The linker is the third and last component of the full compiler system. It takes the object files created by the compiler and links them together, along with library code and a runtime file, to form a complete, executable program. The name of the executable file depends on the hosting operating system: On a Windows computer, the linker produces a file whose name ends with a ".exe" extension. On Linux, Unix, and macOS systems, the linker produces a file named a.out by default. Users may also specify a name that overrides the default (note that executable files do not have a standard extension on these systems).

Compiler Operation Summary

The picture illustrates the program moving through the compiler: source code (.cpp and .h files) enter the preprocessor, which creates a temporary file; the compiler compiles the contents of the temporary file, creating an object (.obj) file; and the linker combines the object files with library code to create the executable (.exe) file or program.
The complete C++ compilation process. Programmers write large, complex C++ programs in multiple files - including source code (.cpp) and header (.h) files. The first two compiler components process the source code files independently (i.e., one at a time). The linker (or loader) is the only component that processes the program as a complete entity.
  1. The preprocessor performs textual substitutions specified by #define directives and copies the contents of files named with #include directives, storing the results in a temporary file.
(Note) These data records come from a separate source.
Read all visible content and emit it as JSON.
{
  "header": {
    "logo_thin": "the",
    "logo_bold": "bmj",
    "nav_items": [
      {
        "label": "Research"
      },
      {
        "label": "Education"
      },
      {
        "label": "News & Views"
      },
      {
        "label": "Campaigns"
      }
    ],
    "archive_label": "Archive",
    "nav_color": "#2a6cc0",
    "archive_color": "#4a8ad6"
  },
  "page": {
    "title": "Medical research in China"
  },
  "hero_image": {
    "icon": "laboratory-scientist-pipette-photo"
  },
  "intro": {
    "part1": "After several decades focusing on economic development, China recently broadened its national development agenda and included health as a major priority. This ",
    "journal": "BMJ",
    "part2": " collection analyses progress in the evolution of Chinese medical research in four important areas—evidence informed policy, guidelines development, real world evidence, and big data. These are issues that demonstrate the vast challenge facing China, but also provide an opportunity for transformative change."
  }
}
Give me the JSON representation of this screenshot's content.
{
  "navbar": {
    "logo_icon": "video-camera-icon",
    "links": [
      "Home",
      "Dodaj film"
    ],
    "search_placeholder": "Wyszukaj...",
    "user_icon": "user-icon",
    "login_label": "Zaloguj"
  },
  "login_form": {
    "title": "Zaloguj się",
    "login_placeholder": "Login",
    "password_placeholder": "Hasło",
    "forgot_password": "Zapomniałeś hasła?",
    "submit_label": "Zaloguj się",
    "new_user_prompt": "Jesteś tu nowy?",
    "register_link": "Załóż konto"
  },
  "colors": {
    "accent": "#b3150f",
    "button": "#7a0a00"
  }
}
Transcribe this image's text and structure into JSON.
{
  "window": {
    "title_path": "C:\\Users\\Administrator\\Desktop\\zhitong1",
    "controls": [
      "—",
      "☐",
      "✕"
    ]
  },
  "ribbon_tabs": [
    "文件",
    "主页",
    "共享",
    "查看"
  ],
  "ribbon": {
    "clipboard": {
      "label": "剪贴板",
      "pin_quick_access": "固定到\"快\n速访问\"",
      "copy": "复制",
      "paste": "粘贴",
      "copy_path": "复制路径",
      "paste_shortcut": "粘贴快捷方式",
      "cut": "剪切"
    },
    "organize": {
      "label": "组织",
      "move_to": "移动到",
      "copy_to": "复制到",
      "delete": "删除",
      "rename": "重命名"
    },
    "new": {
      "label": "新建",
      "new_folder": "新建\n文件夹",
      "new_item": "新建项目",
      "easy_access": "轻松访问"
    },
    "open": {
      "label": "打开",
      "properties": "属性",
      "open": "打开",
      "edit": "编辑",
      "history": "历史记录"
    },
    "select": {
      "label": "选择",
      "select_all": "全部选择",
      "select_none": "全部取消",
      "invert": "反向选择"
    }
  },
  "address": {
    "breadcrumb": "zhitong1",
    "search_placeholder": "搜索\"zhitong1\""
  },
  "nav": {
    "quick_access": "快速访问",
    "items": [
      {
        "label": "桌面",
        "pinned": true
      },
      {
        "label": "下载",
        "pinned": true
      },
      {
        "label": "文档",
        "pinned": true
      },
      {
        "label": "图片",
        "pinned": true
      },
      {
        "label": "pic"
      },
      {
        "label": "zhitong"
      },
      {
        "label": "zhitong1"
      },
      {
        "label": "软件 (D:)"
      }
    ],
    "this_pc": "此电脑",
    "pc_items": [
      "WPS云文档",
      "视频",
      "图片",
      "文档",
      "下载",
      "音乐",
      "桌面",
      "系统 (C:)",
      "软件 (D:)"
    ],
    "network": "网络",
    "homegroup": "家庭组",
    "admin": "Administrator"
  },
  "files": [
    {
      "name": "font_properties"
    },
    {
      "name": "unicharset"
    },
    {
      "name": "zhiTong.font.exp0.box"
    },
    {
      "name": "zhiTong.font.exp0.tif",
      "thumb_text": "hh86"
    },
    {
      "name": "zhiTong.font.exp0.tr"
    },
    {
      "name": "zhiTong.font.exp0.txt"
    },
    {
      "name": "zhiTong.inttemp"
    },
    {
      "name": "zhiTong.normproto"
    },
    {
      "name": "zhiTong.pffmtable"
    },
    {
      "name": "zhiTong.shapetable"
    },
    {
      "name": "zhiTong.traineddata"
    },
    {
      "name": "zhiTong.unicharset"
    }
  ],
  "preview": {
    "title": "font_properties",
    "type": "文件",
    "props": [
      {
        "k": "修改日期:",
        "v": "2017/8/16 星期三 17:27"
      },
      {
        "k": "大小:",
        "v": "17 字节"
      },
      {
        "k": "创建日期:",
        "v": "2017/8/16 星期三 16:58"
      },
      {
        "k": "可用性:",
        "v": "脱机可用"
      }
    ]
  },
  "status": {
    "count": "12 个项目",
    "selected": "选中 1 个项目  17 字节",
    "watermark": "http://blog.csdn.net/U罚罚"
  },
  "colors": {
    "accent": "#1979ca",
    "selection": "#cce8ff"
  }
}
  2. The compiler component translates the contents of the preprocessed source code files into machine code and stores the machine code in object files. Object file names end with a ".obj" extension on Windows systems and a ".o" extension on Linux and macOS systems. Object files consist mainly of machine code but have a dictionary listing the functions and variables defined in the file. The linker/loader uses the dictionary to join the object files.
  3. The linker/loader combines or links all the object files, any needed library code, and a small runtime file to form an executable program. Executable file names end with a ".exe" extension on Windows computers; other operating systems follow different naming conventions.